Quantum Oscillation in Narrow-Gap Topological Insulators

The canonical understanding of quantum oscillation in metals is challenged by the observation of the de Haas–van Alphen effect in an insulator, ${\mathrm{SmB}}_6$ [Tan et al, Science 349, 287 (2015)]. Based on a two-band model with inverted band structure, we show that the periodically narrowing hybridization gap in magnetic fields can induce the oscillation of low-energy density of states in the bulk, which is observable provided that the activation energy is small and comparable to the Landau level spacing. Its temperature dependence strongly deviates from the Lifshitz-Kosevich theory. The nontrivial band topology manifests itself as a nonzero Berry phase in the oscillation pattern, which crosses over to a trivial Berry phase by increasing the temperature or the magnetic field.
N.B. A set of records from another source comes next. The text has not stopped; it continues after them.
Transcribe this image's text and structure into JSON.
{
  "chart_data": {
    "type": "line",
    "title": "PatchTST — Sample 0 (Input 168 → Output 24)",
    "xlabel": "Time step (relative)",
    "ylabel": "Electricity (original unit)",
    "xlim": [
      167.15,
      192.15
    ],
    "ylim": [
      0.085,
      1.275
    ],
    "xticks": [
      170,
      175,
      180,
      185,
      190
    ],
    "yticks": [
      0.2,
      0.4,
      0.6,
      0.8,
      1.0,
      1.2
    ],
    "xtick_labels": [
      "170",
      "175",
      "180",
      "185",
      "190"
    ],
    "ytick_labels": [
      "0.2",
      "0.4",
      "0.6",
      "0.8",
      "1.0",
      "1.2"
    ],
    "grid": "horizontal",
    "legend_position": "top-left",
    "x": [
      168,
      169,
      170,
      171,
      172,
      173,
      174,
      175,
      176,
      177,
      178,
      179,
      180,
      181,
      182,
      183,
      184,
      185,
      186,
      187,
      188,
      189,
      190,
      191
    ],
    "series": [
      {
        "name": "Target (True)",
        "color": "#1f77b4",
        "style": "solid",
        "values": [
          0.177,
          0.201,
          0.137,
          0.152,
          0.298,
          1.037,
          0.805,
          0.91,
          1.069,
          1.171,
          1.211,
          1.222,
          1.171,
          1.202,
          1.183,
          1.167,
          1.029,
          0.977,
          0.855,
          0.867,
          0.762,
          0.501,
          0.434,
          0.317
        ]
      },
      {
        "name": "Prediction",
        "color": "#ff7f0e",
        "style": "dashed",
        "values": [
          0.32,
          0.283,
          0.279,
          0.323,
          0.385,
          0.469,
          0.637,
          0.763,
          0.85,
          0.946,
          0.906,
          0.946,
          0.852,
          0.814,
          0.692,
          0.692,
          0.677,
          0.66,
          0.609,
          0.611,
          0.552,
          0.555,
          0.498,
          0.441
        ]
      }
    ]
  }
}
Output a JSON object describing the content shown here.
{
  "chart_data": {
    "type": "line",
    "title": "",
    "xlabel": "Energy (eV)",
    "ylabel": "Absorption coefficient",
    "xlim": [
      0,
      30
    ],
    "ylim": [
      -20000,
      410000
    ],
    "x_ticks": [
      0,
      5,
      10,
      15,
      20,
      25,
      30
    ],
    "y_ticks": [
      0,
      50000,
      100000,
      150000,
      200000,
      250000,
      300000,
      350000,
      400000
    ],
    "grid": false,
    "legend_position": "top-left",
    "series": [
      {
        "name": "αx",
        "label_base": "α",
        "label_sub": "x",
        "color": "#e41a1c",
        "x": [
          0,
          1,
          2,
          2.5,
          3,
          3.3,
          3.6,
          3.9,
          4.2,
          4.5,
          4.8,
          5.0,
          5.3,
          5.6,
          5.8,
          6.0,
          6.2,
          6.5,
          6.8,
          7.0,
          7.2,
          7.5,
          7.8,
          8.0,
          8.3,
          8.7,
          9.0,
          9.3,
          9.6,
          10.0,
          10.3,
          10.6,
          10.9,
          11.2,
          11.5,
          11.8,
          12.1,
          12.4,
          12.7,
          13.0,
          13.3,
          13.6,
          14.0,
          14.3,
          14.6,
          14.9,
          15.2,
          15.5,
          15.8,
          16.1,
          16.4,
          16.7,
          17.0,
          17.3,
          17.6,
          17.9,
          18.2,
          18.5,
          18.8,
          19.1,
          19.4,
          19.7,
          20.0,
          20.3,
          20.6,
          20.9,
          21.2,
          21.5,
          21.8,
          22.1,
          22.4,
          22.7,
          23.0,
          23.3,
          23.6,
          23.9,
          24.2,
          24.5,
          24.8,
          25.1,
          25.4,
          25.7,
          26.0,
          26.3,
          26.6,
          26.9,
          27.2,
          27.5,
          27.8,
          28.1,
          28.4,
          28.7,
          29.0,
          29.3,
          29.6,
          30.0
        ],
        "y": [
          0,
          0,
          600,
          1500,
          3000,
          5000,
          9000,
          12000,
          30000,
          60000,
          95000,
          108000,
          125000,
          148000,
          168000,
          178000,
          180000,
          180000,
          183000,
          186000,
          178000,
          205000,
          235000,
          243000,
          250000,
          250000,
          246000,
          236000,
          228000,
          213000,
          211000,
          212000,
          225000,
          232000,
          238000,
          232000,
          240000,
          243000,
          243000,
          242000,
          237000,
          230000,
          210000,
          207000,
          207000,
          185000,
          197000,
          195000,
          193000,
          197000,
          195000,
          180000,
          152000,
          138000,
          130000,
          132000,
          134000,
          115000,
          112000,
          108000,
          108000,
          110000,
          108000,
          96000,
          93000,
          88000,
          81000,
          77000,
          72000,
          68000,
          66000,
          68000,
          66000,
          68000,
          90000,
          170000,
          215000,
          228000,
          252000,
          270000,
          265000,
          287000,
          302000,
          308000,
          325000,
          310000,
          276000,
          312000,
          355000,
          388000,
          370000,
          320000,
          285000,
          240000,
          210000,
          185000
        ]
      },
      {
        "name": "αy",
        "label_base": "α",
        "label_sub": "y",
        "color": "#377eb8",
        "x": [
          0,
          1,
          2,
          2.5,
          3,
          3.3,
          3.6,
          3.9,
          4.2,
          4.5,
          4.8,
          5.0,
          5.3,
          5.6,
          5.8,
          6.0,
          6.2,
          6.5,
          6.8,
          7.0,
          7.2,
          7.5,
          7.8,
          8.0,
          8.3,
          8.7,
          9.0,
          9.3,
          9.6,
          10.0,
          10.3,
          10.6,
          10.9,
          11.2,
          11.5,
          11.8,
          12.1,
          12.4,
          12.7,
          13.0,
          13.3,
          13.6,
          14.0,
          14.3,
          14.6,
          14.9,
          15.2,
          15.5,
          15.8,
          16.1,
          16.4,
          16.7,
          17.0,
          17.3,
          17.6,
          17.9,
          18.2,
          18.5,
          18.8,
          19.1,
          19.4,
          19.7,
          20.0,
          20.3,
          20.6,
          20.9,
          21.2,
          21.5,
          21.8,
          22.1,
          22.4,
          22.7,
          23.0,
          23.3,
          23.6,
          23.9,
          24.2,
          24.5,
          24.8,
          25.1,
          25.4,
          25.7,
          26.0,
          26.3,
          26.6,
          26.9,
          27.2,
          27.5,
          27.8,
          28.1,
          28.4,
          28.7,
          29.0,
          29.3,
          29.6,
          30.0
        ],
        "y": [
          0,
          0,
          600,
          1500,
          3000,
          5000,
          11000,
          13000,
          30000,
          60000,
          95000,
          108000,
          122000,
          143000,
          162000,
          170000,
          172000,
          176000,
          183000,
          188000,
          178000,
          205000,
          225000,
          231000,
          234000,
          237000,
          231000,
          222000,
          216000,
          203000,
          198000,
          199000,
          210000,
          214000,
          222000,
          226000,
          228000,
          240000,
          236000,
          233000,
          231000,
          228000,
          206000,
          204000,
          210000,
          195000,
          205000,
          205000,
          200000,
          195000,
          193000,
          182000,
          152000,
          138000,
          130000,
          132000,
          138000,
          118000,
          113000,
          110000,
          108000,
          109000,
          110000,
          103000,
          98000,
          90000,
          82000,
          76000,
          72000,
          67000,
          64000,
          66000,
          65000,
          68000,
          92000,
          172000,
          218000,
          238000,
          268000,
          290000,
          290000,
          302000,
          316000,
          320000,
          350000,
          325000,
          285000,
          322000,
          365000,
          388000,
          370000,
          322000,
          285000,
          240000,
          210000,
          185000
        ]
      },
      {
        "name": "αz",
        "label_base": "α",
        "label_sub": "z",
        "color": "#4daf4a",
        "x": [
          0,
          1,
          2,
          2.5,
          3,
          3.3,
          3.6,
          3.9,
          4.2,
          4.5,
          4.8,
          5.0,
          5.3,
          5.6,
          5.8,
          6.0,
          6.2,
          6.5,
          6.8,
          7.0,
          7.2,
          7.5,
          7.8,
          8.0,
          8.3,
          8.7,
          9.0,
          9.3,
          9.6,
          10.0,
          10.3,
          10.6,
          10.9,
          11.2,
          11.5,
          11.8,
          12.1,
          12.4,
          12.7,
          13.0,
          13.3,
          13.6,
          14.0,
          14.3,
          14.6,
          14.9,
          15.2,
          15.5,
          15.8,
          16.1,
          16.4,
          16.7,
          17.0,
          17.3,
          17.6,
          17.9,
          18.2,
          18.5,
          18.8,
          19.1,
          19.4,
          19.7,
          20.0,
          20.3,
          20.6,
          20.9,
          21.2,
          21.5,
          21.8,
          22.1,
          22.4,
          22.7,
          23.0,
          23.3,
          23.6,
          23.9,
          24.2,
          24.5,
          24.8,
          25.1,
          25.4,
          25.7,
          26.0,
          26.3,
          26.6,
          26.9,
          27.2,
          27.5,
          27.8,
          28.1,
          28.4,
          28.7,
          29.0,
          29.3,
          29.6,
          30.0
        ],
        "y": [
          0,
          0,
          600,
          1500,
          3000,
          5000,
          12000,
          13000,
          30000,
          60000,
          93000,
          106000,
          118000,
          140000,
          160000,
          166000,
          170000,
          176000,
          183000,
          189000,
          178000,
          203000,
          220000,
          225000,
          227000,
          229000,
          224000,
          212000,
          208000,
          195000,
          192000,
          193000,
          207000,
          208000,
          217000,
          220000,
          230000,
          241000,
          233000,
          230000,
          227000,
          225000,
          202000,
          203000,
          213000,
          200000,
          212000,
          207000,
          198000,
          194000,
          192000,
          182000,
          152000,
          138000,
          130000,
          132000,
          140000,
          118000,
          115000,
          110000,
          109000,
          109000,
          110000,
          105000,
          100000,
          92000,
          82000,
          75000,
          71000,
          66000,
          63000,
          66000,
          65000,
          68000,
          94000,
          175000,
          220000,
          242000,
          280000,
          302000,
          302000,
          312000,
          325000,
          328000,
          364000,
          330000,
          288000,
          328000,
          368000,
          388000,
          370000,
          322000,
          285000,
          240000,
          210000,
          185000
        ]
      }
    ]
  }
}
Further predictions to experiments are also proposed.

Figure 1

Illustration of LLs and possible low-energy DOS oscillation in (a) metals, (b) parabolic band insulators, and (c) insulators with an inverted band structure. The planes and the thin circles denote the chemical potential and LL orbits, respectively. The blue arrows indicate the flow of LLs with increasing magnetic fields. The red dashed circles denote the Fermi surface in (a) and the band edges in (c).

Figure 2

(a) Band structure, (b) LL spectrum, and (c) LEDOS oscillation of the semimetal in two dimensions. The dashed gray lines in (b) and (c) indicate whenever Eq. (1) is satisfied at the chemical potential with $\gamma =1/2$. (d) The temperature dependence of the oscillation amplitude (black dots) and the fitting by the two-component LK formula (dashed blue curve). Band structure parameters are specified in the main text with $t$ set to be unity. The abscissas in (b) and (c) are labeled with the inverse number of flux quanta per unit cell.

Figure 3

Illustration of the LL hybridization in two dimensions. In each sector, each $d$ LL hybridizes with an $f$ LL drawn in the same dashing style. LLs in red are pushed upward while the blue downward. The long gray bars denote the chemical potential. All LLs shift away from it except that in the $\{N,N+1\}$ LL pairs (solid bars), one LL out of each pair shifts toward it and may pass each other.

Figure 4

(a) LL spectrum and (b) LEDOS oscillation of the 2D model with a hybridization gap. The thick vertical lines indicate $B_c$, the critical field of gap closing. The inset of (b) highlights the phase jump at finite temperature. The LEDOS are plotted at temperatures indicated by the vertical lines in (c). (c) Temperature dependence of the oscillation amplitudes extracted in $B>B_c$ (open circles) and $B<B_c$ (closed circles, multiplied by 10 for clarity). (d) Intensity plot of LEDOS, highlighting the $\pi$ phase jump around $B\simeq B_c$ and $T\simeq \mathrm{\Delta }$, which are indicated by the dashed curves.

Figure 5

(a) Single-particle DOS of the 3D model and (b) LEDOS oscillation. The thick vertical line indicates $B_c$. The LEDOS are plotted at temperatures indicated by the vertical lines in (c). (c) Temperature dependence of the oscillation amplitudes for $B>B_c$ (open circles) and $B<B_c$ (closed circles, multiplied by 20 for clarity). (d) Schematic illustration of Berry phases in different regimes.